The use of one Knowledge Module technology rather than another may dramatically change the performances:
– JDBC driver access versus database native loader
– INSERT.SELECT versus SELECT.INSERT
– If there is a Knowledge Module dedicated to your database, you should always prefer this one to benefit from database specifics
– Optimizer hints
– Multiple transaction levels
– Commit policies
1. Reduce the data movement between servers.
– Correctly locate the staging area.
– Correctly locate the transformations – filters, joins and mappings.
– Use Journalization / Change Data Capture.
2. Accelerate the data movement by selecting best loading strategies. The methods used to move a data set from one server to another are determined by the Loading Knowledge Module (LKM) selected. ODI uses tree main methods to transfer data from one server to another:
– Data flowing through the Agent
– Data flowing through loaders
– Specific methods
Data flowing through the Agent: When data flows through the Agent following parameters can help us tune the data flow:
– Array Fetch in the source data server definition defines the size of the batches of records read from the source at a time and stored within the Agent.
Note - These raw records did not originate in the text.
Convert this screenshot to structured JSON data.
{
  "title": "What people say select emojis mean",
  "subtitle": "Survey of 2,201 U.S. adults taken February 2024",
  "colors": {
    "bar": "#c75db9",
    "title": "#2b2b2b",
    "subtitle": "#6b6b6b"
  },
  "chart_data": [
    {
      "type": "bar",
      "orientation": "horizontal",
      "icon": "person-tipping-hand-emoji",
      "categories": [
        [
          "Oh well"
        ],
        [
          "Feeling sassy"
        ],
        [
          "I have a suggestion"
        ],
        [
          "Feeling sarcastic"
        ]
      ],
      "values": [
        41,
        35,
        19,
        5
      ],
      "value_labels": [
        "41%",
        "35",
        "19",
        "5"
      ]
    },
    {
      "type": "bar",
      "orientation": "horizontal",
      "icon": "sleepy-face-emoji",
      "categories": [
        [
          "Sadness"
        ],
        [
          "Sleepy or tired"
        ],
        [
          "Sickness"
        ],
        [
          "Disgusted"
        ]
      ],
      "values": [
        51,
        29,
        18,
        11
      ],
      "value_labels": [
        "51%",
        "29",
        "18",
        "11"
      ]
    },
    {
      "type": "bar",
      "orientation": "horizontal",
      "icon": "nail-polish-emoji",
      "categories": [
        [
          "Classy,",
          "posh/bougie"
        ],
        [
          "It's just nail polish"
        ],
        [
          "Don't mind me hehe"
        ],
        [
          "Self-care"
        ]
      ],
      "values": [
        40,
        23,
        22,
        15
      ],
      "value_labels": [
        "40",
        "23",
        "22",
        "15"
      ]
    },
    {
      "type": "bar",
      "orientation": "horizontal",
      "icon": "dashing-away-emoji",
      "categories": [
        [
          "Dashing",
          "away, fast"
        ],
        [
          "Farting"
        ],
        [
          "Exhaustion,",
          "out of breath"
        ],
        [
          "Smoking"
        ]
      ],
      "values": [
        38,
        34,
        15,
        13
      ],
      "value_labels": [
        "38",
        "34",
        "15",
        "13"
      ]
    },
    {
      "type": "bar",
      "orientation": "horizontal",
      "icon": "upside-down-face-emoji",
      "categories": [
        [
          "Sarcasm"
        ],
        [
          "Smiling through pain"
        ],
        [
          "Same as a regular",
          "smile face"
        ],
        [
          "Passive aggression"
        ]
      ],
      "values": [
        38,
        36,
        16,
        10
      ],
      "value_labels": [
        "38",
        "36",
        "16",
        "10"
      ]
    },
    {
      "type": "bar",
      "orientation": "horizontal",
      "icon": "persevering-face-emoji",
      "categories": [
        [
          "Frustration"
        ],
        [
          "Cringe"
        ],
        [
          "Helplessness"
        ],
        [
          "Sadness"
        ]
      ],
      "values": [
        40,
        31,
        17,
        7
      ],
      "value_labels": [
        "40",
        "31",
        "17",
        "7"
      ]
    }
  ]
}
– Batch Update in the target data server definition defines the size of the batches of records written to the target.
The Batch Update/Array Fetch configuration is a compromise between network and Agent overhead.With a highly available network, you can keep low values (<30, for example).With a poor network, you can use larger values (100 and more). Array Fetch/Batch Update typical values are between 30 and 500.
Data Flowing through Loaders: When loaders are used to transfer data, the Agent delegates the work to external loading programs such as Oracle SQL*Loader, Microsoft SQLServer BCP, etc.Typically, data is extracted by the source system native loader to a file, and then this file is copied to the target machine and then loaded using the target native loader.Such calls require the loader to be installed on the machine running the Agent. It is also possible to use an ODI built-in unloader command called OdiSQLUnload.Loaders usually provide the best performances.
Specific methods: These methods include engine-specific loading methods, including:
– Server to Server communication through technologies similar to Oracle Database links (using OCI) or Microsoft SQLServer Linked Servers.
– File to Table loading specific methods such as Oracle External Tables.
– Creating AS/400 DDM Files and loading data through a CPYF command.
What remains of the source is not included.